Once under the arches we came alongside the River Chew and followed it across sunlit fields under a cloudless sky. There were other walkers around but nothing resembling a crowd - if we had stayed in the city and headed for Combe Dingle or The Downs it would have been very hard to stay distanced. We were soon away from the A37 that had brought us to Pensford and into a lush landscape of riverside meadows pervaded by rural tranquility. Field followed field, style followed style, soon we found ourselves passing an old mill and needing to read the directions to work out the route across an old, stone bridge and down the opposite bank of the Chew. In the distance we could see the church of Stanton Drew. The directions became a little suspect - that free PDF appeared to be dubious in places and more than a little out of date, but not much had changed over the intervening years in that quiet section of valley so we reached the village in the end. I was surprised to see that we could step over a knee-high electric fence and through a kissing gate into the field where the Great Circle was. It must be years since Kokila and I last visited this stone circle - probably it was around 1992. I remember having to pay on that occasion but access seemed open from the valley so we walked in and rested on a fallen tree surveying the scene. A few families were out for hikes as well and there were children playing with a ball in the middle of the standing stones.

From the Stone Circle - apparently the third largest in England but very little known - there was a choice of trail or road routes back to Pensford via the undulating ground to the south of the Chew Valley. We tried to find the trail but the directions were definitely wrong about the route through the farmyard of Church Farm - there was no discernible route there.

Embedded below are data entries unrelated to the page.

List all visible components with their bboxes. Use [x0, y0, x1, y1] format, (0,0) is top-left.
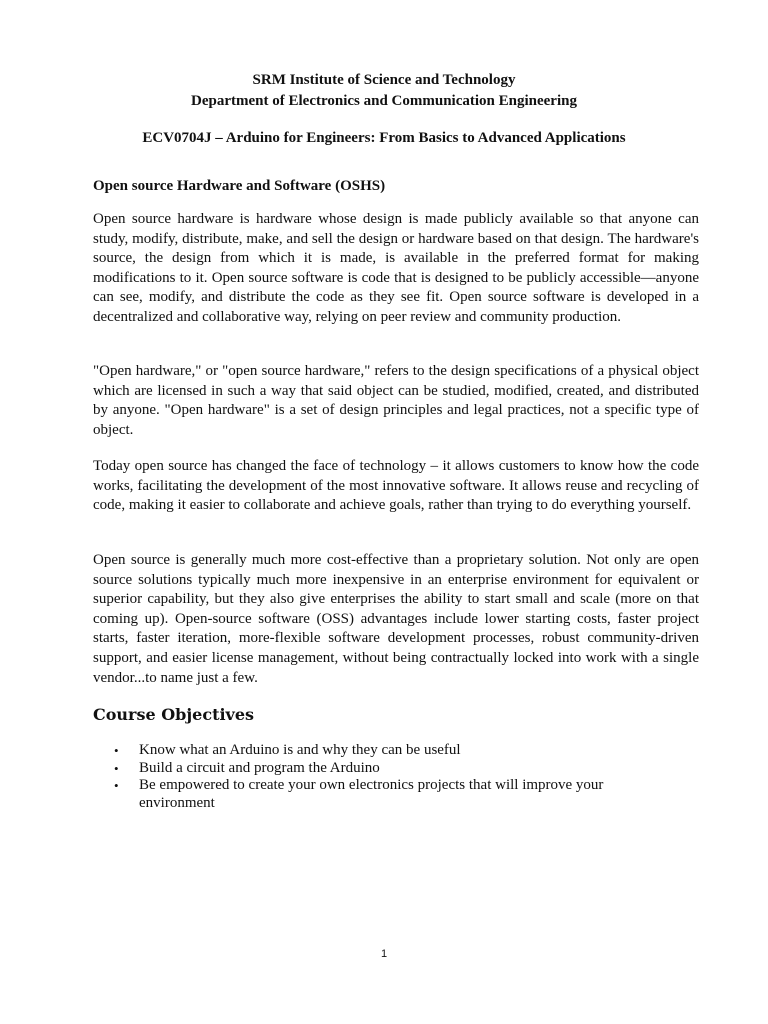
paragraph-oshs-definition: Open source hardware is hardware whose design is made publicly available so that anyone can study, modify, distribute, make, and sell the design or hardware based on that design. The hardware's source, the design from which it is made, is available in the preferred format for making modifications to it. Open source software is code that is designed to be publicly accessible—anyone can see, modify, and distribute the code as they see fit. Open source software is developed in a decentralized and collaborative way, relying on peer review and community production. — [93, 211, 699, 325]
list-item — [93, 777, 653, 812]
bullet-icon: • — [114, 743, 119, 758]
paragraph-open-hardware: "Open hardware," or "open source hardware," refers to the design specifications of a physical object which are licensed in such a way that said object can be studied, modified, created, and distributed by anyone. "Open hardware" is a set of design principles and legal practices, not a specific type of object. — [93, 363, 699, 438]
bullet-icon: • — [114, 760, 119, 776]
course-objectives-list — [93, 742, 653, 812]
list-item — [93, 760, 653, 778]
institution-title: SRM Institute of Science and Technology — [252, 72, 516, 88]
objective-text: Build a circuit and program the Arduino — [139, 759, 380, 776]
course-objectives-heading: Course Objectives — [93, 705, 255, 724]
department-title: Department of Electronics and Communication Engineering — [191, 93, 577, 109]
page-number: 1 — [380, 948, 388, 960]
bullet-icon: • — [114, 778, 119, 793]
paragraph-cost-effective: Open source is generally much more cost-effective than a proprietary solution. Not only are open source solutions typically much more inexpensive in an enterprise environment for equivalent or superior capability, but they also give enterprises the ability to start small and scale (more on that coming up). Open-source software (OSS) advantages include lower starting costs, faster project starts, faster iteration, more-flexible software development processes, robust community-driven support, and easier license management, without being contractually locked into work with a single vendor...to name just a few. — [93, 552, 699, 686]
course-title: ECV0704J – Arduino for Engineers: From Basics to Advanced Applications — [142, 130, 626, 146]
objective-text: Know what an Arduino is and why they can be useful — [139, 742, 461, 758]
paragraph-technology-impact: Today open source has changed the face of technology – it allows customers to know how the code works, facilitating the development of the most innovative software. It allows reuse and recycling of code, making it easier to collaborate and achieve goals, rather than trying to do everything yourself. — [93, 458, 699, 514]
section-title: Open source Hardware and Software (OSHS) — [93, 178, 386, 194]
objective-text: Be empowered to create your own electronics projects that will improve your environment — [139, 777, 604, 811]
list-item — [93, 742, 653, 760]
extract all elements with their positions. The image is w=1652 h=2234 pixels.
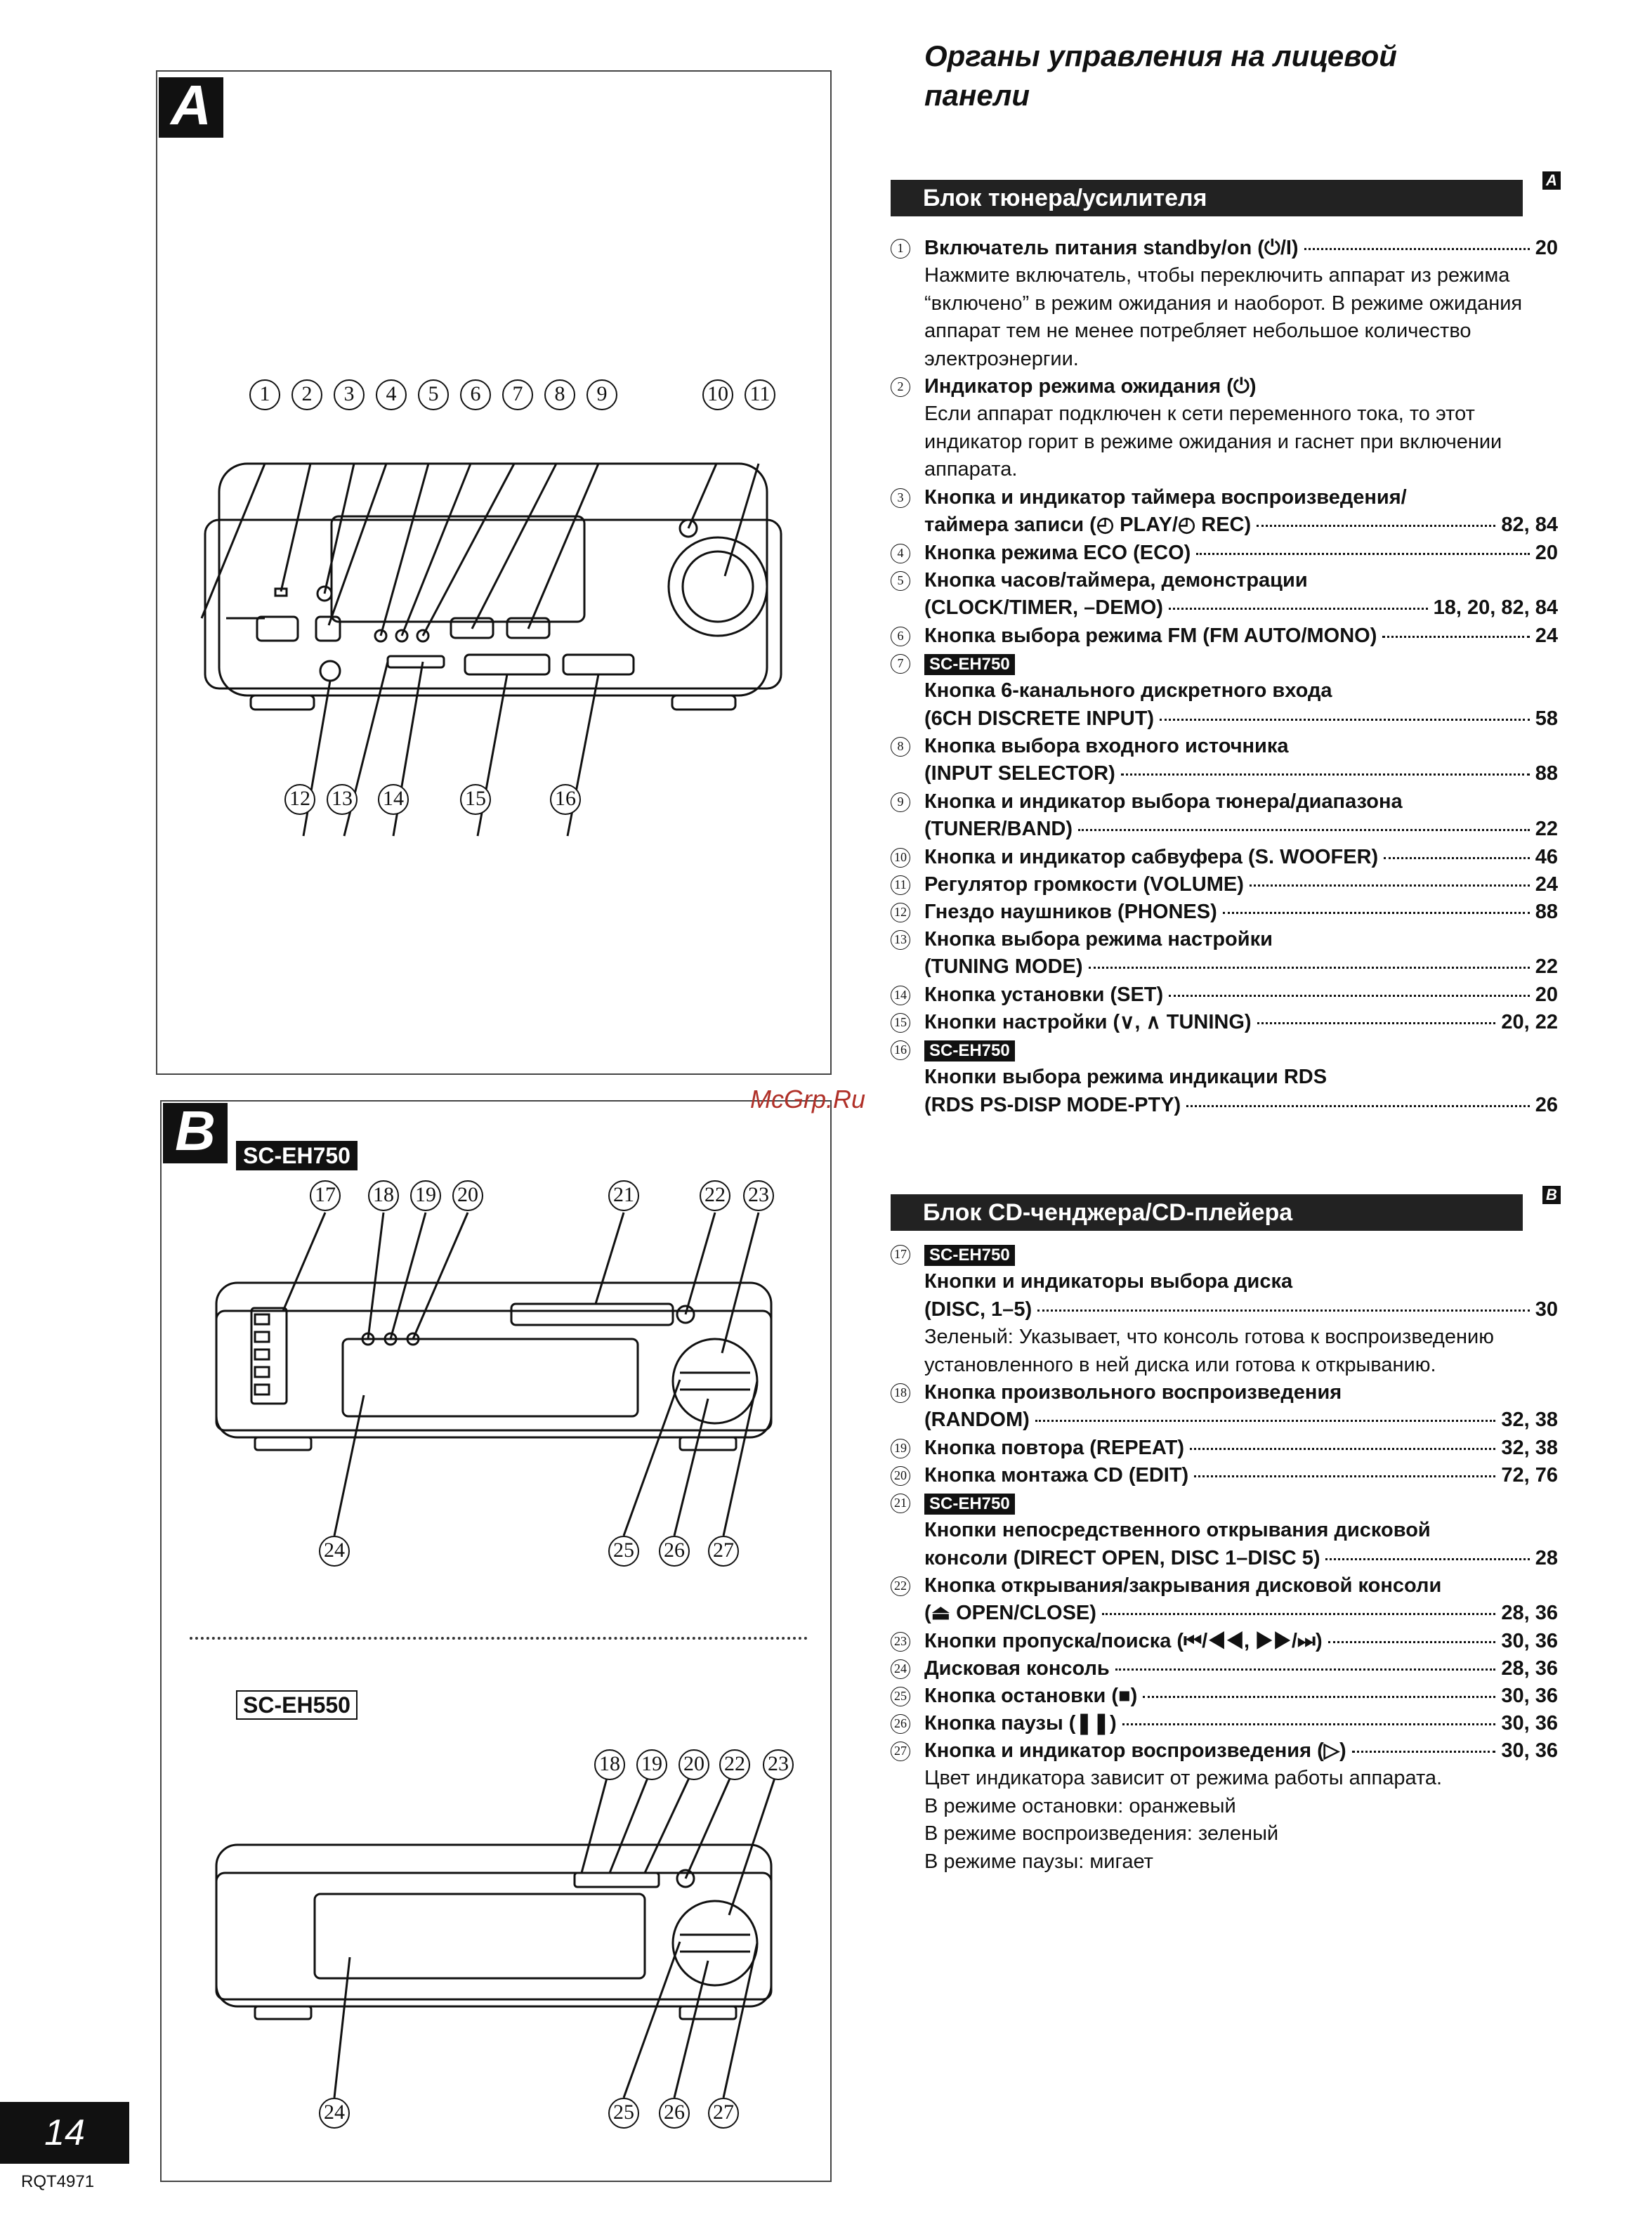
leader-dots (1257, 525, 1495, 527)
entry-number-badge: 4 (891, 544, 910, 563)
callout-22-top: 22 (700, 1180, 730, 1211)
entry-body (924, 1462, 1558, 1489)
entry-pages: 30 (1535, 1298, 1558, 1321)
entry-title-row (924, 1683, 1558, 1710)
entry-title-row (924, 705, 1558, 733)
entry-pages: 58 (1535, 707, 1558, 730)
entry-pages: 46 (1535, 846, 1558, 868)
entry-item-2 (891, 373, 1558, 484)
figure-a-device-drawing (156, 70, 832, 1075)
entry-title-row (924, 1296, 1558, 1324)
entry-title-row (924, 1462, 1558, 1489)
entry-title: Кнопка установки (SET) (924, 984, 1164, 1006)
watermark: McGrp.Ru (750, 1085, 866, 1113)
leader-dots (1382, 636, 1529, 638)
callout-11: 11 (745, 379, 775, 410)
entry-pages: 22 (1535, 818, 1558, 841)
entry-item-1 (891, 235, 1558, 373)
entry-body (924, 567, 1558, 622)
model-tag-line (924, 1489, 1558, 1517)
entry-item-24 (891, 1655, 1558, 1683)
entry-description: Нажмите включатель, чтобы переключить аппарат из режима “включено” в режим ожидания и наоборот. В режиме ожидания аппарат тем не менее потребляет небольшое количество электроэнергии. (924, 264, 1523, 370)
figure-b-model-top: SC-EH750 (236, 1141, 358, 1170)
entry-item-10 (891, 844, 1558, 871)
leader-dots (1257, 1022, 1496, 1024)
entry-title: (⏏ OPEN/CLOSE) (924, 1602, 1096, 1625)
entry-body (924, 1572, 1558, 1628)
model-tag: SC-EH750 (924, 1494, 1015, 1515)
entry-pages: 20 (1535, 237, 1558, 259)
entry-pages: 88 (1535, 901, 1558, 923)
page-title (924, 37, 1458, 115)
entry-item-25 (891, 1683, 1558, 1710)
entry-item-23 (891, 1628, 1558, 1655)
entry-title: Кнопка выбора входного источника (924, 735, 1289, 757)
entry-title-row (924, 235, 1558, 262)
entry-title: Гнездо наушников (PHONES) (924, 901, 1217, 923)
callout-1: 1 (249, 379, 280, 410)
entry-title: Кнопка остановки (■) (924, 1685, 1138, 1707)
entry-pages: 32, 38 (1501, 1409, 1558, 1432)
figure-b-letter: B (163, 1103, 228, 1163)
entry-title: Кнопка и индикатор воспроизведения (▷) (924, 1739, 1346, 1762)
entry-title-row (924, 953, 1558, 981)
entry-title-row (924, 1092, 1558, 1119)
callout-24-bottom: 24 (319, 2098, 350, 2129)
entry-pages: 28 (1535, 1546, 1558, 1569)
entry-title: (DISC, 1–5) (924, 1298, 1032, 1321)
entry-number-badge: 19 (891, 1439, 910, 1458)
entry-title-row (924, 844, 1558, 871)
entry-number-badge: 3 (891, 488, 910, 508)
entry-number-badge: 21 (891, 1494, 910, 1513)
entry-item-7 (891, 650, 1558, 733)
entry-title: Кнопка монтажа CD (EDIT) (924, 1464, 1189, 1487)
model-tag: SC-EH750 (924, 654, 1015, 675)
callout-23-bottom: 23 (763, 1749, 794, 1780)
entry-number-badge: 26 (891, 1714, 910, 1734)
entry-number-badge: 12 (891, 903, 910, 922)
entry-pages: 20 (1535, 542, 1558, 564)
entry-body (924, 650, 1558, 733)
entry-item-3 (891, 484, 1558, 540)
callout-17-top: 17 (310, 1180, 341, 1211)
entry-body (924, 899, 1558, 926)
entry-title: Кнопка выбора режима FM (FM AUTO/MONO) (924, 625, 1377, 647)
callout-12: 12 (284, 784, 315, 815)
model-tag-line (924, 1241, 1558, 1268)
entry-body (924, 1489, 1558, 1572)
entry-pages: 20 (1535, 984, 1558, 1006)
leader-dots (1190, 1448, 1495, 1450)
entry-item-26 (891, 1710, 1558, 1737)
entry-item-12 (891, 899, 1558, 926)
entry-item-8 (891, 733, 1558, 788)
leader-dots (1115, 1668, 1496, 1671)
entry-title: Кнопка режима ECO (ECO) (924, 542, 1191, 564)
leader-dots (1121, 773, 1530, 776)
entry-title-row (924, 1710, 1558, 1737)
callout-24-top: 24 (319, 1536, 350, 1567)
entry-pages: 30, 36 (1501, 1739, 1558, 1762)
entry-body (924, 788, 1558, 844)
entry-number-badge: 9 (891, 792, 910, 812)
entry-title-row (924, 1435, 1558, 1462)
callout-18-top: 18 (368, 1180, 399, 1211)
model-tag: SC-EH750 (924, 1040, 1015, 1062)
entry-title: (INPUT SELECTOR) (924, 762, 1115, 785)
callout-26-bottom: 26 (659, 2098, 690, 2129)
entry-pages: 30, 36 (1501, 1630, 1558, 1652)
leader-dots (1169, 608, 1428, 610)
entry-item-9 (891, 788, 1558, 844)
callout-16: 16 (550, 784, 581, 815)
callout-9: 9 (586, 379, 617, 410)
model-tag-line (924, 650, 1558, 677)
entry-body (924, 622, 1558, 650)
entry-pages: 30, 36 (1501, 1685, 1558, 1707)
entry-title: Кнопки непосредственного открывания дисковой (924, 1519, 1431, 1542)
entry-number-badge: 20 (891, 1466, 910, 1486)
entry-item-14 (891, 981, 1558, 1009)
entry-pages: 26 (1535, 1093, 1558, 1116)
entry-number-badge: 2 (891, 377, 910, 397)
entry-body (924, 1737, 1558, 1876)
entry-body (924, 1379, 1558, 1435)
entry-title: Кнопка открывания/закрывания дисковой консоли (924, 1574, 1442, 1597)
entry-title: (TUNER/BAND) (924, 818, 1073, 841)
entry-pages: 72, 76 (1501, 1464, 1558, 1487)
entry-body (924, 373, 1558, 484)
leader-dots (1384, 857, 1530, 859)
entry-title-row (924, 540, 1558, 567)
section-b-bar: Блок CD-ченджера/CD-плейера (891, 1194, 1523, 1231)
callout-21-top: 21 (608, 1180, 639, 1211)
entry-title: (RDS PS-DISP MODE-PTY) (924, 1093, 1181, 1116)
entry-item-11 (891, 871, 1558, 899)
entry-title-row (924, 1545, 1558, 1572)
entry-title-row (924, 622, 1558, 650)
entry-pages: 24 (1535, 873, 1558, 896)
entry-body (924, 1435, 1558, 1462)
entry-title: (TUNING MODE) (924, 955, 1083, 979)
callout-25-bottom: 25 (608, 2098, 639, 2129)
entry-body (924, 235, 1558, 373)
entry-description: Если аппарат подключен к сети переменного тока, то этот индикатор горит в режиме ожидания и гаснет при включении аппарата. (924, 403, 1502, 481)
entry-body (924, 1710, 1558, 1737)
entry-pages: 28, 36 (1501, 1657, 1558, 1680)
leader-dots (1102, 1613, 1495, 1615)
leader-dots (1223, 912, 1530, 914)
callout-8: 8 (544, 379, 575, 410)
entry-number-badge: 7 (891, 654, 910, 674)
callout-19-bottom: 19 (636, 1749, 667, 1780)
entry-title: Кнопки настройки (∨, ∧ TUNING) (924, 1011, 1252, 1033)
callout-23-top: 23 (743, 1180, 774, 1211)
entry-body (924, 926, 1558, 981)
entry-number-badge: 6 (891, 627, 910, 646)
leader-dots (1186, 1105, 1530, 1107)
callout-27-bottom: 27 (708, 2098, 739, 2129)
entry-title-row (924, 816, 1558, 843)
leader-dots (1089, 967, 1530, 969)
entry-body (924, 1655, 1558, 1683)
entry-pages: 30, 36 (1501, 1712, 1558, 1735)
entry-body (924, 844, 1558, 871)
leader-dots (1037, 1309, 1530, 1312)
entry-number-badge: 10 (891, 848, 910, 868)
page-title-text: Органы управления на лицевой панели (924, 39, 1397, 112)
callout-2: 2 (291, 379, 322, 410)
entry-item-22 (891, 1572, 1558, 1628)
callout-7: 7 (502, 379, 533, 410)
entry-item-20 (891, 1462, 1558, 1489)
entry-title-row (924, 1009, 1558, 1036)
entry-description: Цвет индикатора зависит от режима работы аппарата. В режиме остановки: оранжевый В режиме воспроизведения: зеленый В режиме паузы: мигает (924, 1767, 1443, 1873)
entry-pages: 88 (1535, 762, 1558, 785)
entry-title-row (924, 1655, 1558, 1683)
entry-number-badge: 18 (891, 1383, 910, 1403)
entry-number-badge: 5 (891, 571, 910, 591)
callout-26-top: 26 (659, 1536, 690, 1567)
entry-pages: 18, 20, 82, 84 (1433, 596, 1558, 620)
entry-body (924, 1009, 1558, 1036)
entry-item-6 (891, 622, 1558, 650)
entry-title: Кнопка и индикатор сабвуфера (S. WOOFER) (924, 846, 1379, 868)
entry-title-row (924, 1628, 1558, 1655)
entry-title: Включатель питания standby/on (⏻/I) (924, 237, 1299, 259)
document-code: RQT4971 (21, 2172, 95, 2191)
callout-13: 13 (327, 784, 358, 815)
leader-dots (1250, 884, 1530, 887)
entry-item-16 (891, 1036, 1558, 1119)
entry-body (924, 484, 1558, 540)
entry-item-15 (891, 1009, 1558, 1036)
entry-item-13 (891, 926, 1558, 981)
figure-b-model-bottom: SC-EH550 (236, 1690, 358, 1720)
entry-title: Кнопки и индикаторы выбора диска (924, 1270, 1293, 1293)
callout-20-bottom: 20 (678, 1749, 709, 1780)
callout-4: 4 (376, 379, 407, 410)
entry-body (924, 1036, 1558, 1119)
figure-b-device-drawing (160, 1100, 832, 2182)
entry-pages: 20, 22 (1501, 1011, 1558, 1033)
entry-body (924, 981, 1558, 1009)
leader-dots (1352, 1751, 1496, 1753)
callout-14: 14 (378, 784, 409, 815)
section-a-mark: A (1542, 171, 1561, 190)
entry-title-row (924, 1737, 1558, 1765)
leader-dots (1143, 1696, 1495, 1698)
entry-title: Кнопка часов/таймера, демонстрации (924, 569, 1308, 592)
entry-number-badge: 15 (891, 1013, 910, 1033)
entry-number-badge: 23 (891, 1632, 910, 1652)
entry-title: Кнопка паузы (❚❚) (924, 1712, 1117, 1735)
leader-dots (1196, 553, 1529, 555)
entry-title: Кнопка 6-канального дискретного входа (924, 679, 1332, 703)
entry-item-4 (891, 540, 1558, 567)
entry-title: Кнопки пропуска/поиска (⏮/◀◀, ▶▶/⏭) (924, 1630, 1323, 1652)
entry-title: таймера записи (◴ PLAY/◴ REC) (924, 514, 1252, 537)
entry-title: Регулятор громкости (VOLUME) (924, 873, 1244, 896)
entry-title-row (924, 760, 1558, 788)
entry-number-badge: 22 (891, 1576, 910, 1596)
entry-number-badge: 17 (891, 1245, 910, 1265)
leader-dots (1325, 1558, 1529, 1560)
callout-18-bottom: 18 (594, 1749, 625, 1780)
model-tag-line (924, 1036, 1558, 1064)
entry-pages: 22 (1535, 955, 1558, 979)
leader-dots (1169, 995, 1530, 997)
callout-27-top: 27 (708, 1536, 739, 1567)
entry-pages: 32, 38 (1501, 1437, 1558, 1459)
entry-title: (6CH DISCRETE INPUT) (924, 707, 1155, 730)
entry-item-18 (891, 1379, 1558, 1435)
callout-22-bottom: 22 (719, 1749, 750, 1780)
callout-10: 10 (702, 379, 733, 410)
entry-title: Кнопка выбора режима настройки (924, 928, 1273, 951)
section-a-bar: Блок тюнера/усилителя (891, 180, 1523, 216)
entry-body (924, 1628, 1558, 1655)
entry-item-19 (891, 1435, 1558, 1462)
entry-title: консоли (DIRECT OPEN, DISC 1–DISC 5) (924, 1546, 1320, 1569)
leader-dots (1035, 1420, 1496, 1422)
entry-title-row (924, 871, 1558, 899)
entry-pages: 28, 36 (1501, 1602, 1558, 1625)
leader-dots (1078, 829, 1530, 831)
model-tag: SC-EH750 (924, 1245, 1015, 1266)
section-b-mark: B (1542, 1186, 1561, 1204)
callout-6: 6 (460, 379, 491, 410)
entry-title-row (924, 1406, 1558, 1434)
entry-title: Индикатор режима ожидания (⏻) (924, 375, 1257, 398)
page-number: 14 (0, 2102, 129, 2164)
entry-number-badge: 24 (891, 1659, 910, 1679)
entry-body (924, 871, 1558, 899)
callout-25-top: 25 (608, 1536, 639, 1567)
entry-item-27 (891, 1737, 1558, 1876)
entry-body (924, 1241, 1558, 1379)
entry-body (924, 540, 1558, 567)
leader-dots (1122, 1723, 1496, 1725)
leader-dots (1194, 1475, 1495, 1477)
entry-pages: 24 (1535, 625, 1558, 647)
entry-item-21 (891, 1489, 1558, 1572)
entry-title: Кнопка и индикатор таймера воспроизведения/ (924, 486, 1407, 509)
callout-3: 3 (334, 379, 365, 410)
entry-number-badge: 8 (891, 737, 910, 757)
entry-title: (RANDOM) (924, 1409, 1030, 1432)
entry-description: Зеленый: Указывает, что консоль готова к воспроизведению установленного в ней диска или готова к открыванию. (924, 1326, 1494, 1376)
entry-number-badge: 27 (891, 1742, 910, 1761)
entry-title-row (924, 899, 1558, 926)
leader-dots (1160, 719, 1530, 721)
entry-body (924, 1683, 1558, 1710)
entry-number-badge: 13 (891, 930, 910, 950)
entry-number-badge: 11 (891, 875, 910, 895)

We wandered through the church yard, past the Druid's Arms with its standing stones in the garden (known as The Cove) and then on to the lanes. It was a long trek on totally traffic-free back roads to Stanton Wick. On the way we passed llamas in the fields, headed off-road to re-join the trail route through woods and over streams and more hilly fields with spring lambs, then passed the old winding house and decomissioned railway to arrive back in Pensford.

This was a beautiful and fascinating route - several thousand years of history in the space of six miles. And, more importantly, abundant peace too.